The Future Of Science And Faith

Dr. Cootsona September 21, 2017

How is the relationship between religion and science changing?

With a partial backdrop of climate change, accelerating technologies, and shifting demographics, the relationship between science and faith has been re-situated by many of the world’s faith leaders. Dr. Greg Cootsona has been exploring these changes, while observing the way students are transforming conversations about science and faith. Behind some of the straightforward statistics that describe science and faith in conflict and sometimes simplistic media portrayals of “the conflict between science and religion,” the lived reality for university students and young professionals is much more nuanced.

In this interactive lecture, Dr. Cootsona will explore markers of how the interface of religion and science might change in the coming decades.

Greg Cootsona is Lecturer in Religious Studies and Humanities at California State University at Chico and directs Science and Theology for Emerging Adult Ministries (or STEAM), a $2 million grant (aimed at 18-30 year olds) funded by the John Templeton Foundation and housed at Fuller Theological Seminary’s Science, Theology, and Religion Initiatives (STAR) office.

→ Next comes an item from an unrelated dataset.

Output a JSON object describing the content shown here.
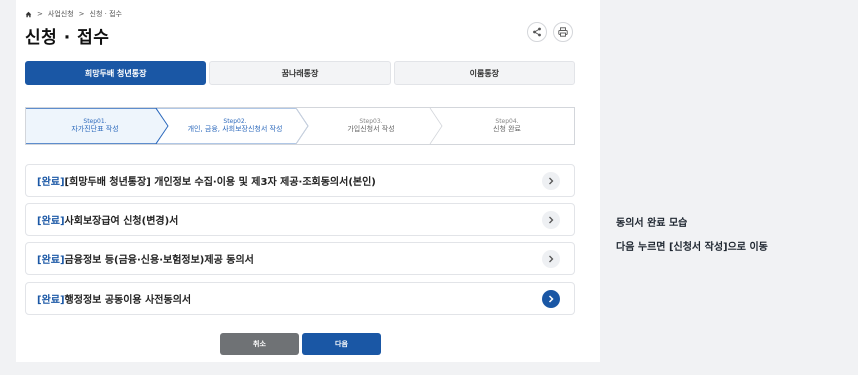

His books include Creation and Last Things: At the Intersection of Theology and Science (Geneva, 2002) and C. S. Lewis and the Crisis of a Christian (WestminsterJohnKnox, 2014). His newest book, Mere Science and Christian Faith: Bridging the Divide with Emerging Adults, will be published by InterVarsity Press in March 2018.

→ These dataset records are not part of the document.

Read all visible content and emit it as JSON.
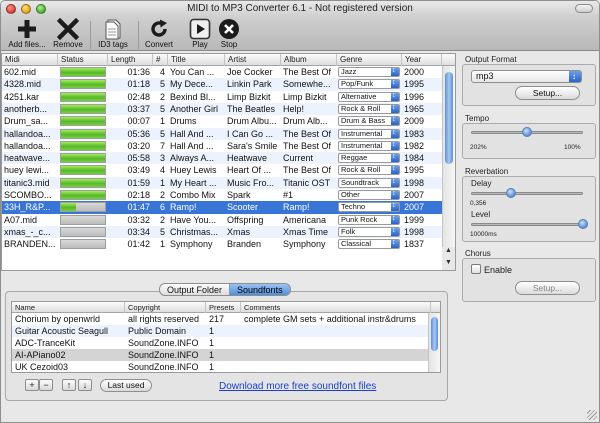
{
  "window": {
    "title": "MIDI to MP3 Converter 6.1 - Not registered version"
  },
  "toolbar": {
    "add_files": "Add files...",
    "remove": "Remove",
    "id3_tags": "ID3 tags",
    "convert": "Convert",
    "play": "Play",
    "stop": "Stop"
  },
  "playlist": {
    "columns": [
      "Midi",
      "Status",
      "Length",
      "#",
      "Title",
      "Artist",
      "Album",
      "Genre",
      "Year"
    ],
    "rows": [
      {
        "midi": "602.mid",
        "progress": 1.0,
        "length": "01:36",
        "num": "4",
        "title": "You Can ...",
        "artist": "Joe Cocker",
        "album": "The Best Of",
        "genre": "Jazz",
        "year": "2000"
      },
      {
        "midi": "4328.mid",
        "progress": 1.0,
        "length": "01:18",
        "num": "5",
        "title": "My Dece...",
        "artist": "Linkin Park",
        "album": "Somewhe...",
        "genre": "Pop/Funk",
        "year": "1995"
      },
      {
        "midi": "4251.kar",
        "progress": 1.0,
        "length": "02:48",
        "num": "2",
        "title": "Bexind Bl...",
        "artist": "Limp Bizkit",
        "album": "Limp Bizkit",
        "genre": "Alternative",
        "year": "1996"
      },
      {
        "midi": "anotherb...",
        "progress": 1.0,
        "length": "03:37",
        "num": "5",
        "title": "Another Girl",
        "artist": "The Beatles",
        "album": "Help!",
        "genre": "Rock & Roll",
        "year": "1965"
      },
      {
        "midi": "Drum_sa...",
        "progress": 1.0,
        "length": "00:07",
        "num": "1",
        "title": "Drums",
        "artist": "Drum Albu...",
        "album": "Drum Alb...",
        "genre": "Drum & Bass",
        "year": "2009"
      },
      {
        "midi": "hallandoa...",
        "progress": 1.0,
        "length": "05:36",
        "num": "5",
        "title": "Hall And ...",
        "artist": "I Can Go ...",
        "album": "The Best Of",
        "genre": "Instrumental",
        "year": "1983"
      },
      {
        "midi": "hallandoa...",
        "progress": 1.0,
        "length": "03:20",
        "num": "7",
        "title": "Hall And ...",
        "artist": "Sara's Smile",
        "album": "The Best Of",
        "genre": "Instrumental",
        "year": "1982"
      },
      {
        "midi": "heatwave...",
        "progress": 1.0,
        "length": "05:58",
        "num": "3",
        "title": "Always A...",
        "artist": "Heatwave",
        "album": "Current",
        "genre": "Reggae",
        "year": "1984"
      },
      {
        "midi": "huey lewi...",
        "progress": 1.0,
        "length": "03:49",
        "num": "4",
        "title": "Huey Lewis",
        "artist": "Heart Of ...",
        "album": "The Best Of",
        "genre": "Rock & Roll",
        "year": "1995"
      },
      {
        "midi": "titanic3.mid",
        "progress": 1.0,
        "length": "01:59",
        "num": "1",
        "title": "My Heart ...",
        "artist": "Music Fro...",
        "album": "Titanic OST",
        "genre": "Soundtrack",
        "year": "1998"
      },
      {
        "midi": "SCOMBO...",
        "progress": 1.0,
        "length": "02:18",
        "num": "2",
        "title": "Combo Mix",
        "artist": "Spark",
        "album": "#1",
        "genre": "Other",
        "year": "2007"
      },
      {
        "midi": "33H_R&P...",
        "progress": 0.35,
        "length": "01:47",
        "num": "6",
        "title": "Ramp!",
        "artist": "Scooter",
        "album": "Ramp!",
        "genre": "Techno",
        "year": "2007"
      },
      {
        "midi": "A07.mid",
        "progress": 0.0,
        "length": "03:32",
        "num": "2",
        "title": "Have You...",
        "artist": "Offspring",
        "album": "Americana",
        "genre": "Punk Rock",
        "year": "1999"
      },
      {
        "midi": "xmas_-_c...",
        "progress": 0.0,
        "length": "03:34",
        "num": "5",
        "title": "Christmas...",
        "artist": "Xmas",
        "album": "Xmas Time",
        "genre": "Folk",
        "year": "1998"
      },
      {
        "midi": "BRANDEN...",
        "progress": 0.0,
        "length": "01:42",
        "num": "1",
        "title": "Symphony",
        "artist": "Branden",
        "album": "Symphony",
        "genre": "Classical",
        "year": "1837"
      }
    ]
  },
  "tabs": {
    "output_folder": "Output Folder",
    "soundfonts": "Soundfonts"
  },
  "soundfonts": {
    "columns": [
      "Name",
      "Copyright",
      "Presets",
      "Comments"
    ],
    "rows": [
      {
        "name": "Chorium by openwrld",
        "copyright": "all rights reserved",
        "presets": "217",
        "comments": "complete GM sets + additional instr&drums"
      },
      {
        "name": "Guitar Acoustic Seagull",
        "copyright": "Public Domain",
        "presets": "1",
        "comments": ""
      },
      {
        "name": "ADC-TranceKit",
        "copyright": "SoundZone.INFO",
        "presets": "1",
        "comments": ""
      },
      {
        "name": "AI-APiano02",
        "copyright": "SoundZone.INFO",
        "presets": "1",
        "comments": ""
      },
      {
        "name": "UK Cezoid03",
        "copyright": "SoundZone.INFO",
        "presets": "1",
        "comments": ""
      }
    ],
    "add": "+",
    "remove": "−",
    "up": "↑",
    "down": "↓",
    "last_used": "Last used",
    "download_link": "Download more free soundfont files"
  },
  "output_format": {
    "label": "Output Format",
    "value": "mp3",
    "setup": "Setup..."
  },
  "tempo": {
    "label": "Tempo",
    "min": "202%",
    "max": "100%",
    "level": 0.5
  },
  "reverbation": {
    "label": "Reverbation",
    "delay_label": "Delay",
    "delay_value": "0,356",
    "delay_level": 0.36,
    "level_label": "Level",
    "level_value": "10000ms",
    "level_level": 1.0
  },
  "chorus": {
    "label": "Chorus",
    "enable": "Enable",
    "setup": "Setup..."
  }
}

Greg studied comparative literature at U.C. Berkeley and theology at Princeton Theological Seminary (M. Div.), the Universities of Tübingen and Heidelberg, as well as Berkeley’s Graduate Theological Union, where he received his Ph.D. And, he has just finished 18 years as Associate Pastor for Adult Discipleship at Bidwell Presbyterian Church in Chico and Fifth Avenue Presbyterian in New York City.

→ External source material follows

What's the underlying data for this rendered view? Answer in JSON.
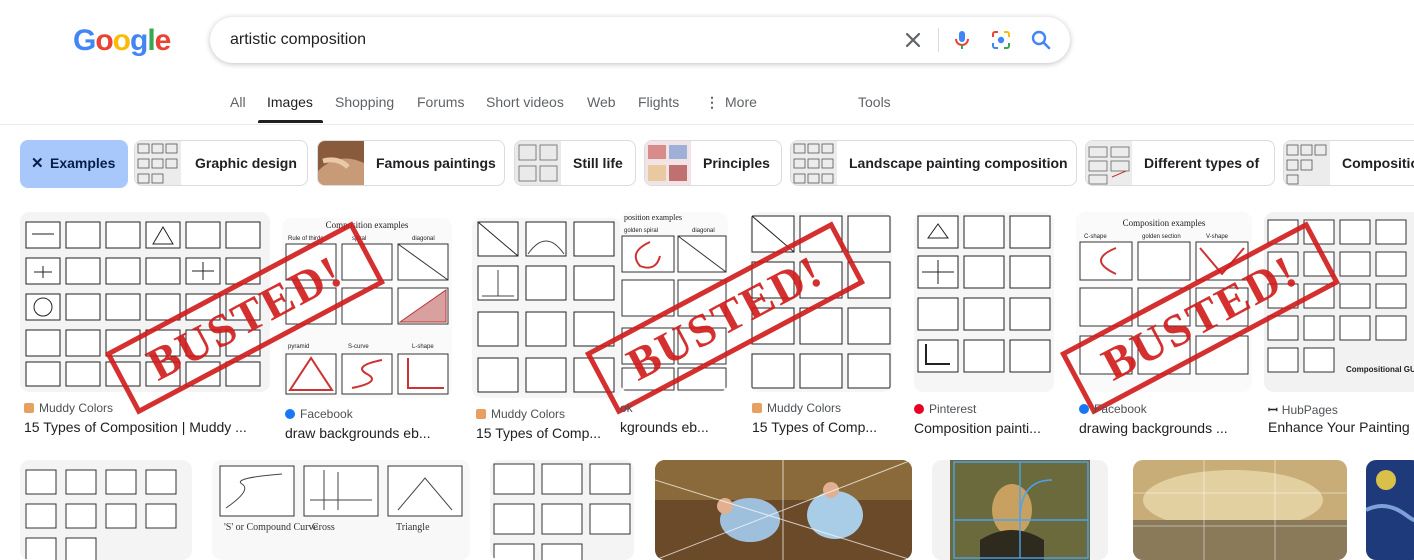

Greg has written for the Huffington Post, Zygon, Theology and Science, as well as the Wall Street Journal and Christianity Today. He has been interviewed by CNN and The New York Times, and has appeared on the Today Show three times. He and his wife, Laura, live in Chico, California and have two daughters (19 and 22). Besides hanging out with his family, he loves to bike, read (and write), and drink good coffee.